Bascomb sighed and dropped her hand. "Neither do I. I'm a petrologist, not a geophysicist! All I'm sure of is that this damn seismic activity is not an aftershock from yesterday's earthquake." She sank against the chair back with a frustrated grumble and wrapped her forearm over the top of her head in profound thought. "Finally, after all these months, Rakatan Mons starts to do something interesting, and I've lost all the people who might understand what it means."

Kirk knew from years of dealing with Spock that what a scientist considered "interesting" wasn't always what a layperson meant by the term. "Dr. Bascomb, are you saying Rakatan Mons might erupt?"

She snorted. "Captain, eruption is what volcanoes do.

And with all the earthquake activity we've had lately—well, let me just say that if I were you, I'd keep an eye on my orbit from now on." Kirk frowned at her, and she added, smiling, "When Rakatan Mons goes up, it's going to blast a lot of the planet straight up through the atmosphere and out into space. I wouldn't recommend being in the way when it happens."

Kirk's mind immediately fragmented into a dozen different task options. "How long before the eruption starts?"

"I just told you!" Bascomb cried, flinging wide her arms. "I don't know!" She slapped a hand against the terminal as though disciplining a recalcitrant child. "That seismic pattern appeared on our network yesterday, but I don't have a guess what it means. Hell, for all I know, it's Wendy Metcalfe's magma men chattering to each other about the weather!"

"I believe that particular type of harmonic tremor commonly signifies that molten magma is within a kilometer of the surface."

Kirk turned at the sound of his first officer's voice. Spock nodded a succinct acknowledgment of his captain's presence, and Kirk gestured with his hand for Spock to turn up the lights as he entered.

"Are you a geophysicist?" Bascomb hobbled around behind Kirk, gripping his shoulders for support as she beamed hopefully at Spock. "That would be really convenient."

Spock lifted an eyebrow as if surprised. "Not at all, Doctor. I merely reviewed the studies done by your staff while we were en route to Rakatan. According to that data, a swarm of small seismic tremors typically precedes the onset of a phreatomagmatic eruption on this planet." He stepped up next to Kirk to examine the terminal screen. "Unless I am mistaken, the rate at which the magmatic front is rising can be determined from—"

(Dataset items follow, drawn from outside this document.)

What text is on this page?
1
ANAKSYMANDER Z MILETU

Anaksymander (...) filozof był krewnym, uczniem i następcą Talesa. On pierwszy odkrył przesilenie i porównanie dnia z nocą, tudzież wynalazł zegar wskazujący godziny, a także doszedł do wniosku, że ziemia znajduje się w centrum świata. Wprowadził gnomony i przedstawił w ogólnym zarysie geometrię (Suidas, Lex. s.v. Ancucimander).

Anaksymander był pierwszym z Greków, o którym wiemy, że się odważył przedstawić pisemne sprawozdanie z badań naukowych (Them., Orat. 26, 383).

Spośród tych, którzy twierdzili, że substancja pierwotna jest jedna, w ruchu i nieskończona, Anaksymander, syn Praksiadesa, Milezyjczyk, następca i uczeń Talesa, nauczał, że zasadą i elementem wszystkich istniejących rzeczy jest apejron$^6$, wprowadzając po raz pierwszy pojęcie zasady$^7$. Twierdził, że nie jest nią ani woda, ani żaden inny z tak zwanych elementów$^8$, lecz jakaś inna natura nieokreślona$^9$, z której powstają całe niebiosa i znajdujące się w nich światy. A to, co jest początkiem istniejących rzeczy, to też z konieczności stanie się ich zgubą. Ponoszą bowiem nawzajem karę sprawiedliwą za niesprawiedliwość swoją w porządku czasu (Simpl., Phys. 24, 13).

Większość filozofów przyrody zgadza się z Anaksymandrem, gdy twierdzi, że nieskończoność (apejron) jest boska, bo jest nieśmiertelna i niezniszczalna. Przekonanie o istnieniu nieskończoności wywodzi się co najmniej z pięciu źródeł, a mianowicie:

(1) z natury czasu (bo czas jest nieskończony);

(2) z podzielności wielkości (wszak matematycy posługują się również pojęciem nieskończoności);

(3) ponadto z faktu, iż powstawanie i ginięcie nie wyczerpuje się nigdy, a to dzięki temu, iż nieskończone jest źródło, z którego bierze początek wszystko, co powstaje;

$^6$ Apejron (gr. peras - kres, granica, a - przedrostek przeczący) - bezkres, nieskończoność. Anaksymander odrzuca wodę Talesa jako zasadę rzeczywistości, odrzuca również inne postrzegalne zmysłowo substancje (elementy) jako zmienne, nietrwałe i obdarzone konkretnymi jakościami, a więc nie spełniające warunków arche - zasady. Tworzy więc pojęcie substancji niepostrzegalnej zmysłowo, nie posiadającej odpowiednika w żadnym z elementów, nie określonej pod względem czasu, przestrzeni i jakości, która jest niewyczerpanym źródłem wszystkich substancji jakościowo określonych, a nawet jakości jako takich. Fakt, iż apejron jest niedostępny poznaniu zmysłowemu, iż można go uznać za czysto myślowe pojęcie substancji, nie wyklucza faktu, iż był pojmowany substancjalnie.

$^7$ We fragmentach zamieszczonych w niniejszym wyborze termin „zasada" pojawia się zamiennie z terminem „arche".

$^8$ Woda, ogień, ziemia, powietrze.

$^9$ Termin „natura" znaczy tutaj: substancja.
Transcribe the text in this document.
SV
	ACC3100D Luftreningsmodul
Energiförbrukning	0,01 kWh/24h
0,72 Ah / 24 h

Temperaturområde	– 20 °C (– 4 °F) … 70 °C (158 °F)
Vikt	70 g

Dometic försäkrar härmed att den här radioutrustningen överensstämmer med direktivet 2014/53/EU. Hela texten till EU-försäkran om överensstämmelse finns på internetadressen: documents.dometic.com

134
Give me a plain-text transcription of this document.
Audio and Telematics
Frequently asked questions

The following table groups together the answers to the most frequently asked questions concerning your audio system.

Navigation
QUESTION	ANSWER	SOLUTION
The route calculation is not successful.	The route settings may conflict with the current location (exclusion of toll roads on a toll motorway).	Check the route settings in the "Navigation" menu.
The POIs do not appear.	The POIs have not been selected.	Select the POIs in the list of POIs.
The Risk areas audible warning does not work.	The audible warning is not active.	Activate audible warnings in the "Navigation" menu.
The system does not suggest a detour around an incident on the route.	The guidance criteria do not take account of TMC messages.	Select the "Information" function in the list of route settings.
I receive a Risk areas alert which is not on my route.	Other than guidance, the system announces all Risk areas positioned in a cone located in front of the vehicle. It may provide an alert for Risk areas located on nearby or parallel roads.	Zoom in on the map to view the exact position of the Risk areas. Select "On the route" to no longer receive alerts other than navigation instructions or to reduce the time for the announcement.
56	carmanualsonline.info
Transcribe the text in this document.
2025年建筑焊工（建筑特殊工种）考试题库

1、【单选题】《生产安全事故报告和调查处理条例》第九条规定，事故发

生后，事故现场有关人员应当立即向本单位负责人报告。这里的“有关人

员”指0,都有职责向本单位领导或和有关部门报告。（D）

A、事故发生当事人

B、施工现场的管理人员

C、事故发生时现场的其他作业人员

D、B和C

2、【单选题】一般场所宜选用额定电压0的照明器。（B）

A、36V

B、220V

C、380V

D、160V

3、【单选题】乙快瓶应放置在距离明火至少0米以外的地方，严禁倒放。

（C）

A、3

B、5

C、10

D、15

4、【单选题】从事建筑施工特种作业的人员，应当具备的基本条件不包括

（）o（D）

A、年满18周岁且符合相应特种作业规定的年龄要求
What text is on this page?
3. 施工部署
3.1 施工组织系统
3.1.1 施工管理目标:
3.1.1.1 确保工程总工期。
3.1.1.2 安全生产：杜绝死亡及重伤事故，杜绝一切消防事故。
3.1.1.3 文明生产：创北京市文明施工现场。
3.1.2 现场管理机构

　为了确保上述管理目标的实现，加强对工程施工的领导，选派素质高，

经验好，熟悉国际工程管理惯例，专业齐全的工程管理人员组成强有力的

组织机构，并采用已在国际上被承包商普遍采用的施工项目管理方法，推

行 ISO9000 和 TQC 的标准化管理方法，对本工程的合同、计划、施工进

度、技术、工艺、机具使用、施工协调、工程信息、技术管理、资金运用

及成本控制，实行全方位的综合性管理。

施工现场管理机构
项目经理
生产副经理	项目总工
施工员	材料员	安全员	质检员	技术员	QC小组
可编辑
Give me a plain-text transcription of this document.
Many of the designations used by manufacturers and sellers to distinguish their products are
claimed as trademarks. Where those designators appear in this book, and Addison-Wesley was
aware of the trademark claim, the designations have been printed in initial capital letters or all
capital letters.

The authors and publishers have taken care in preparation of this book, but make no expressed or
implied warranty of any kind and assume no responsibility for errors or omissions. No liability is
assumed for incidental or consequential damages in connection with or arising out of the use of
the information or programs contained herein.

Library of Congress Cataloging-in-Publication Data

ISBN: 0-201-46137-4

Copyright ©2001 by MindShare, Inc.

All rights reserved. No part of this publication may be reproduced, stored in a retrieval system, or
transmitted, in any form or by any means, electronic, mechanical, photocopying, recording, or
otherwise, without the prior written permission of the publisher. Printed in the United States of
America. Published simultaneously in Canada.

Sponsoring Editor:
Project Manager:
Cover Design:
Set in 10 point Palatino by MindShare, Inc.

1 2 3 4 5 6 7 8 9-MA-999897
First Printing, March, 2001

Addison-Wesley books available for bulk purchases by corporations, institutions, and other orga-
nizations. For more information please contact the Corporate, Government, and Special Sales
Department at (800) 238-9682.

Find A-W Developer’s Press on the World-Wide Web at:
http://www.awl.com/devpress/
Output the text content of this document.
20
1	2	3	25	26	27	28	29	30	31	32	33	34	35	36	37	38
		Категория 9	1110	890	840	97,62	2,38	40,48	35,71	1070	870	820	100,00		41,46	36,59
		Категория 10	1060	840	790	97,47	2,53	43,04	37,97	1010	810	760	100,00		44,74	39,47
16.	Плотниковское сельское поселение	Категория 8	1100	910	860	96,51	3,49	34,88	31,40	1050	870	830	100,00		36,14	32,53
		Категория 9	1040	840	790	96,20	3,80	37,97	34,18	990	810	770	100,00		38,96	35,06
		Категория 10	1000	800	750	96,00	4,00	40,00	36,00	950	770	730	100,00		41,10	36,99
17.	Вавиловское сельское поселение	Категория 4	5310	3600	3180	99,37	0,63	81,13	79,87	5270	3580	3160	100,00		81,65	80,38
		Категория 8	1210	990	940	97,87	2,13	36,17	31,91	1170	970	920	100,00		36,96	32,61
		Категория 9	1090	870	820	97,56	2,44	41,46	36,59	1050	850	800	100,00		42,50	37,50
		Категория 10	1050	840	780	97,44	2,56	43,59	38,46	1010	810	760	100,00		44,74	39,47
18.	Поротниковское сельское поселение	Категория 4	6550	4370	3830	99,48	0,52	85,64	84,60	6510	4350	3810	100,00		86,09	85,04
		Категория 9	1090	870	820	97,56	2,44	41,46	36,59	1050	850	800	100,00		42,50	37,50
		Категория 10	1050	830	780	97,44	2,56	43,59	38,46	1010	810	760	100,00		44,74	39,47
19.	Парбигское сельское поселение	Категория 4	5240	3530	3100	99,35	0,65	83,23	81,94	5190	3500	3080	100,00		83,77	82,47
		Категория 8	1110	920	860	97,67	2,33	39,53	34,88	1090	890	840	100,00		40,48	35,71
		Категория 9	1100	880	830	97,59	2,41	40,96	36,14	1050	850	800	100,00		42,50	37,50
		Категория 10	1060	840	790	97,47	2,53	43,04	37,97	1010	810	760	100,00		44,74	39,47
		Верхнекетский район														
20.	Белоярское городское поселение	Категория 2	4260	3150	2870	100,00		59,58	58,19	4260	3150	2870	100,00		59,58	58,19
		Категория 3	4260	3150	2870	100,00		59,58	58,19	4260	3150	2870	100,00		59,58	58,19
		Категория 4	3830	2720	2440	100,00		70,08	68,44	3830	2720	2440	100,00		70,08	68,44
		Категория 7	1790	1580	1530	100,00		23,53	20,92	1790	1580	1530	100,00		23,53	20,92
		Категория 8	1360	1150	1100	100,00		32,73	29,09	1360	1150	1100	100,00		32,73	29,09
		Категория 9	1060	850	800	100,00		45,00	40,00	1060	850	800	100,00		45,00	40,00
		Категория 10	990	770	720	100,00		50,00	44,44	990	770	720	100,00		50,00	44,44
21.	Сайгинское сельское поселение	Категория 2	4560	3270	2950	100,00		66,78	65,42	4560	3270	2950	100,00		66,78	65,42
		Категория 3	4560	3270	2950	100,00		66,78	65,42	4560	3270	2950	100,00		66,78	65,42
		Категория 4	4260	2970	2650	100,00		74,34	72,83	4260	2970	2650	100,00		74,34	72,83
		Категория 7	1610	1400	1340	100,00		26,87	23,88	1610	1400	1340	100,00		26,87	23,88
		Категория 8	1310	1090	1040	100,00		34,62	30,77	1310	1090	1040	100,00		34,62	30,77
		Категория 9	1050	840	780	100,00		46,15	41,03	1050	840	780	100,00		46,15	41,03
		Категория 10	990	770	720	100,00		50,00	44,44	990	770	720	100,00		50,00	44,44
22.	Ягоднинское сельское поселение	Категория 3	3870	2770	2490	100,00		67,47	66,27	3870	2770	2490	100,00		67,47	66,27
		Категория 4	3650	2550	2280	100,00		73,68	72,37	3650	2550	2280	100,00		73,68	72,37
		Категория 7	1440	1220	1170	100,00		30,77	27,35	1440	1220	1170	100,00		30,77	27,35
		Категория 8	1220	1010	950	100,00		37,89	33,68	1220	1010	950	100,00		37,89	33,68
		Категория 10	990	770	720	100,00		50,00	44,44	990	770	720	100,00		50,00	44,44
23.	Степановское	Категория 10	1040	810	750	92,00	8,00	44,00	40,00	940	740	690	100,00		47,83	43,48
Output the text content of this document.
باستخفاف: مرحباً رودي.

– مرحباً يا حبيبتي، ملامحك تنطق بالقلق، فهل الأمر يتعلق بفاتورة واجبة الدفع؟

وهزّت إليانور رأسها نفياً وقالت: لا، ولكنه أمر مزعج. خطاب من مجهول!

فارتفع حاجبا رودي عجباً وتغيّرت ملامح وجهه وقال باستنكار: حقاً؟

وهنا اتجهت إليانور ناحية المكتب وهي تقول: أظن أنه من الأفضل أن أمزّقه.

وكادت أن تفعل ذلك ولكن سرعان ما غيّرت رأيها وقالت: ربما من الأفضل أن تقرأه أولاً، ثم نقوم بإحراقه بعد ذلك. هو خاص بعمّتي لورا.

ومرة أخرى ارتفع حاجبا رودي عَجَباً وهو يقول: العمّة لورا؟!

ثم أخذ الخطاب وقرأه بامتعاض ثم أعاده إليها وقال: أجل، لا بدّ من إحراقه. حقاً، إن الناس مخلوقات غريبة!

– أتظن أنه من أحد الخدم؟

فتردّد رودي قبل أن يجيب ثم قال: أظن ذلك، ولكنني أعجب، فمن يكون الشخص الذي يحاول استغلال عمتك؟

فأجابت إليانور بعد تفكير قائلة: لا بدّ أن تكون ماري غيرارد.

"Spock …" Kirk tried to keep the impatience out of his tone, but guessed from the cool look of reproach on his first officer's face that he hadn't been entirely successful. "You can play geophysicist later. Did you manage to locate the landing party's shuttle?"

"Unfortunately, Captain, yes."

Kirk lifted his own brows in surprise. "Unfortunately?"

"Just a few moments ago, Ensign Ashcraft intercepted a subspace communication from Commander Uhura on the Gamow. We do not yet know the circumstances surrounding the contact, but before an accurate fix on the shuttle's coordinates could be determined, Gamow's transponder signal ceased."

Kirk chewed his lower lip. "Deliberately disengaged?" He didn't know whether it would occur to Chekov to disable the transponder to keep the Elasians from tracking Gamow, or even whether the lieutenant would do such a thing when he must know it meant the Enterprise wouldn't be able to find them, either.

Spock's answer erased what little hope he might have had in that scenario. "Unlikely, Captain. The transponder's final signal was the automatic distress call sent when a shuttle's engines are too heavily damaged to allow her to fly."

Kirk clenched his teeth, not wanting to admit that a distress call followed so closely by total transponder failure could only mean one thing.

"Captain," Spock said evenly for both of them, "I am forced to conclude that the shuttle Gamow has crashed."